# Need a new Shop Vac, Recommendations?



## paoutdoorsman (Apr 23, 2016)

It's time for a new shop vac. Mine is over 25 years old at this point and it needs to be replaced. My antique Craftsman had the larger diameter hose and very strong suction. Stronger than most anything else I've used here and there. What current models are you guys using that you could recommend.


----------



## swmnhay (Jun 13, 2008)

I was going to check out a Dewalt battery operated.Sure be nice not dragging a cord around or a generator doing test plots cleaning out planter boxes.


----------



## Ox76 (Oct 22, 2018)

I recently got a Craftsman 15 gallon through Amazon - had lots of reviews and top stars so I went with it. So far so good for today's quality "junk".


----------



## Gearclash (Nov 25, 2010)

swmnhay said:


> I was going to check out a Dewalt battery operated.Sure be nice not dragging a cord around or a generator doing test plots cleaning out planter boxes.

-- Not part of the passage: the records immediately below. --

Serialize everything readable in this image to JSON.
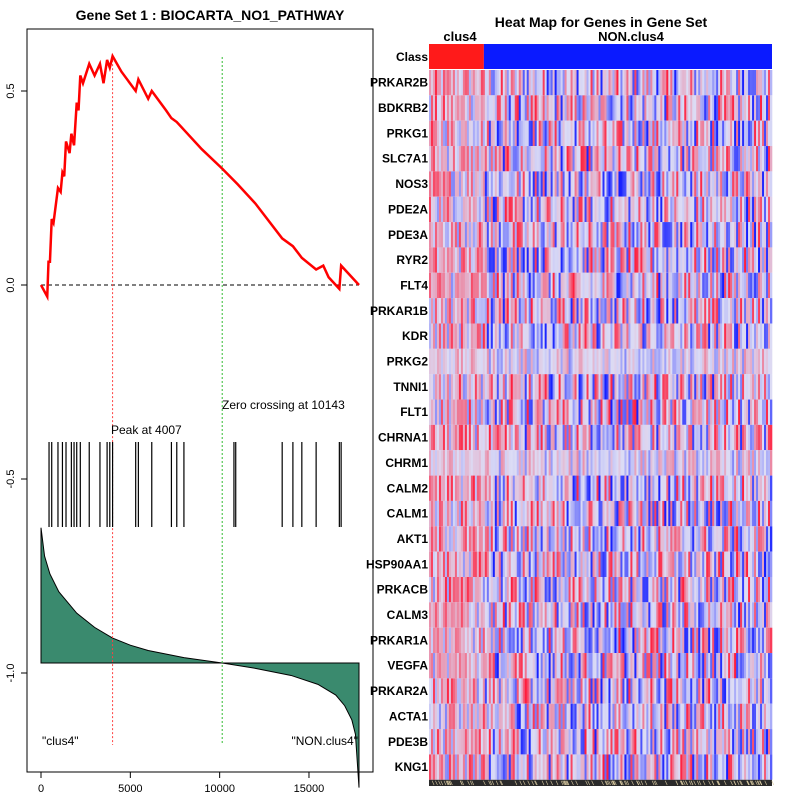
{
  "chart_data": [
    {
      "type": "line",
      "title": "Gene Set  1 : BIOCARTA_NO1_PATHWAY",
      "xlim": [
        0,
        17800
      ],
      "ylim": [
        -1.15,
        0.65
      ],
      "x_ticks": [
        0,
        5000,
        10000,
        15000
      ],
      "x_tick_labels": [
        "0",
        "5000",
        "10000",
        "15000"
      ],
      "y_ticks": [
        0.5,
        0.0,
        -0.5,
        -1.0
      ],
      "y_tick_labels": [
        "0.5",
        "0.0",
        "-0.5",
        "-1.0"
      ],
      "peak_x": 4007,
      "peak_label": "Peak at 4007",
      "zero_crossing_x": 10143,
      "zero_crossing_label": "Zero crossing at 10143",
      "left_label": "\"clus4\"",
      "right_label": "\"NON.clus4\"",
      "enrichment_line": {
        "color": "#ff0000",
        "points": [
          [
            0,
            0.0
          ],
          [
            350,
            -0.03
          ],
          [
            420,
            0.06
          ],
          [
            500,
            0.06
          ],
          [
            600,
            0.17
          ],
          [
            700,
            0.16
          ],
          [
            950,
            0.25
          ],
          [
            1100,
            0.24
          ],
          [
            1200,
            0.29
          ],
          [
            1300,
            0.28
          ],
          [
            1400,
            0.37
          ],
          [
            1600,
            0.34
          ],
          [
            1700,
            0.39
          ],
          [
            1850,
            0.36
          ],
          [
            2000,
            0.47
          ],
          [
            2100,
            0.45
          ],
          [
            2200,
            0.54
          ],
          [
            2350,
            0.52
          ],
          [
            2700,
            0.57
          ],
          [
            3000,
            0.54
          ],
          [
            3300,
            0.57
          ],
          [
            3500,
            0.52
          ],
          [
            3700,
            0.58
          ],
          [
            3850,
            0.56
          ],
          [
            4007,
            0.59
          ],
          [
            4500,
            0.55
          ],
          [
            5300,
            0.5
          ],
          [
            5450,
            0.53
          ],
          [
            6000,
            0.48
          ],
          [
            6200,
            0.5
          ],
          [
            7000,
            0.45
          ],
          [
            7300,
            0.43
          ],
          [
            7600,
            0.42
          ],
          [
            8000,
            0.4
          ],
          [
            9000,
            0.35
          ],
          [
            10143,
            0.3
          ],
          [
            11000,
            0.26
          ],
          [
            12000,
            0.21
          ],
          [
            13500,
            0.12
          ],
          [
            14100,
            0.1
          ],
          [
            14600,
            0.07
          ],
          [
            15400,
            0.04
          ],
          [
            15800,
            0.05
          ],
          [
            16100,
            0.02
          ],
          [
            16700,
            -0.01
          ],
          [
            16800,
            0.05
          ],
          [
            17800,
            0.0
          ]
        ]
      },
      "hit_positions": [
        450,
        600,
        950,
        1200,
        1400,
        1700,
        1850,
        2000,
        2200,
        2700,
        3300,
        3700,
        3850,
        4007,
        5300,
        5450,
        6200,
        7300,
        7600,
        8000,
        10800,
        10900,
        13500,
        14100,
        14600,
        15400,
        16700,
        16800
      ],
      "ranked_metric": {
        "color": "#3a8a6e",
        "x": [
          0,
          200,
          500,
          1000,
          2000,
          3000,
          4007,
          5000,
          6000,
          8000,
          10143,
          12000,
          14000,
          15500,
          16500,
          17000,
          17400,
          17600,
          17800
        ],
        "y": [
          0.38,
          0.3,
          0.25,
          0.2,
          0.14,
          0.1,
          0.07,
          0.05,
          0.035,
          0.015,
          0.0,
          -0.015,
          -0.035,
          -0.06,
          -0.09,
          -0.12,
          -0.16,
          -0.2,
          -0.35
        ]
      }
    },
    {
      "type": "heatmap",
      "title": "Heat Map for Genes in Gene Set",
      "class_label": "Class",
      "groups": [
        {
          "name": "clus4",
          "color": "#ff1a1a",
          "fraction": 0.16
        },
        {
          "name": "NON.clus4",
          "color": "#0a1aff",
          "fraction": 0.84
        }
      ],
      "genes": [
        "PRKAR2B",
        "BDKRB2",
        "PRKG1",
        "SLC7A1",
        "NOS3",
        "PDE2A",
        "PDE3A",
        "RYR2",
        "FLT4",
        "PRKAR1B",
        "KDR",
        "PRKG2",
        "TNNI1",
        "FLT1",
        "CHRNA1",
        "CHRM1",
        "CALM2",
        "CALM1",
        "AKT1",
        "HSP90AA1",
        "PRKACB",
        "CALM3",
        "PRKAR1A",
        "VEGFA",
        "PRKAR2A",
        "ACTA1",
        "PDE3B",
        "KNG1"
      ],
      "high_color": "#ff0000",
      "low_color": "#0000ff",
      "mid_color": "#dcdcf5"
    }
  ]
}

I have one of those. Would work good for what you want to do, but if you only have the 18V batteries it will chew through them pretty quickly. 20V Li ion batteries will last quite a bit longer. In a shop it would not be a replacement for a corded vac for the lack of CFM and lack of run time.


----------



## swmnhay (Jun 13, 2008)

Gearclash said:


> I have one of those. Would work good for what you want to do, but if you only have the 18V batteries it will chew through them pretty quickly. 20V Li ion batteries will last quite a bit longer. In a shop it would not be a replacement for a corded vac for the lack of CFM and lack of run time.


I do have the 20V

How big is the canister on yours?


----------



## Gearclash (Nov 25, 2010)

swmnhay said:


> I do have the 20V
> 
> How big is the canister on yours?


It is model DCV581H, says 2 gallon on the label. That might be a touch on the optimistic side.


----------